DAVID : Si j'étais le PDG, la première chose à faire serait certainement de diversifier la chaîne d'approvisionnement. Nous trouverions des fournisseurs principaux et des fournisseurs de secours pour tous les articles critiques. Par ailleurs, quelqu'un doit intervenir et faire pression sur le Congrès, ce qui serait un processus à long terme, au sujet de la formation à des emplois qualifiés. Une partie de notre population n'ira jamais à l'université et ne veut pas y aller. Pourquoi n'avons-nous pas affecté une partie de l'argent de la guerre commerciale ou des droits de douane à des subventions financées par le gouvernement fédéral pour soutenir la formation en vue de la relocalisation et du retour de la fabrication aux États-Unis ? C'est un sujet important.
ALBERT : La première chose qui me vient à l'esprit est la diversification de la chaîne d'approvisionnement. Il y aura une augmentation sous-jacente des coûts en raison de la géographie, du nombre de fournisseurs et des stocks, mais la capacité à s'adapter rapidement vous permettra de mieux réussir.

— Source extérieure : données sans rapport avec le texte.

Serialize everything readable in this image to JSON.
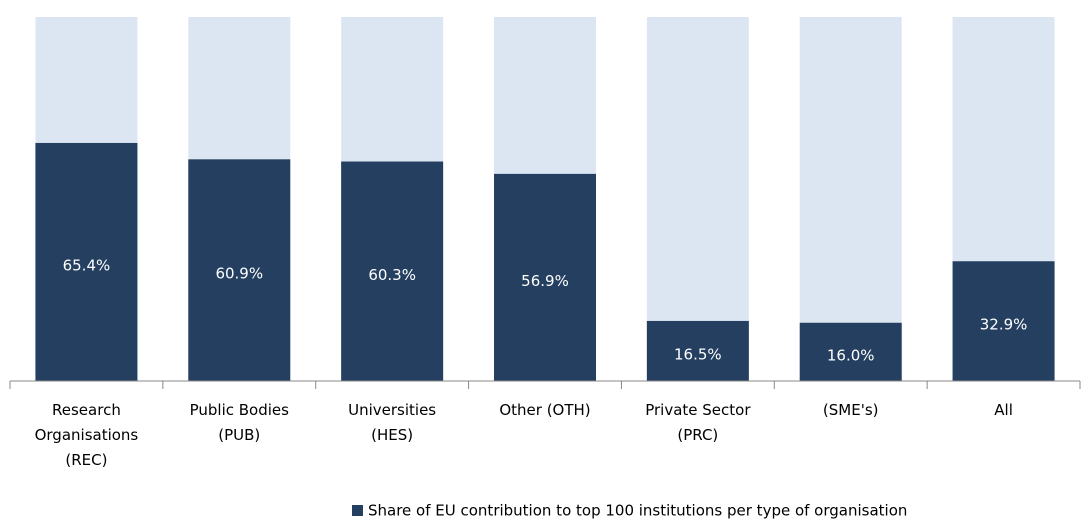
{
  "chart_data": {
    "type": "bar",
    "categories": [
      "Research Organisations (REC)",
      "Public Bodies (PUB)",
      "Universities (HES)",
      "Other (OTH)",
      "Private Sector (PRC)",
      "(SME's)",
      "All"
    ],
    "series": [
      {
        "name": "Share of EU contribution to top 100 institutions per type of organisation",
        "color": "#243f60",
        "values": [
          65.4,
          60.9,
          60.3,
          56.9,
          16.5,
          16.0,
          32.9
        ],
        "value_labels": [
          "65.4%",
          "60.9%",
          "60.3%",
          "56.9%",
          "16.5%",
          "16.0%",
          "32.9%"
        ]
      }
    ],
    "ylim": [
      0,
      100
    ],
    "background_color": "#dce6f2",
    "legend": "bottom"
  }
}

À titre d'exemple, je connais une entreprise qui fabrique des produits de soins pour la peau. L'une des premières choses dont les gens se sont retrouvés en rupture de stock lorsque le COVID-19 a frappé a été le désinfectant pour les mains. Je pense qu'en l'espace de deux semaines, l'entreprise a été en mesure d'adapter totalement sa production pour répondre à la demande. Ils ont dû modifier certaines machines et méthodes, mais le premier lot qu'ils ont produit utilisait des petites bouteilles qu'ils avaient en stock pour un autre produit. Ils ont été opérationnels en quelques semaines, puis ont rapidement augmenté la production avec des bouteilles plus grandes. Ils ont maintenant expédié des palettes aux hôpitaux. Cette créativité et l'engagement total de l'équipe distinguent les entreprises. La manière dont elles utilisent leurs actifs et leur personnel est une source d'inspiration.
Apple vient de sortir la nouvelle version du SE [téléphone] en pleine pandémie, n'est-ce pas ? Pour moi, chaque téléphone est de plus en plus performant et de plus en plus cher. Aujourd'hui, ils proposent un iPhone à bas prix pour de nombreuses personnes qui ont moins d'argent - d'une certaine manière, ils pensent à l'avenir. Vous devez diversifier vos produits et votre clientèle, en plus de votre base de fournisseurs. Si vous n'avez qu'un ou deux clients qui représentent 90 % de votre chiffre d'affaires, vous risquez de vous retrouver dans un environnement dangereux.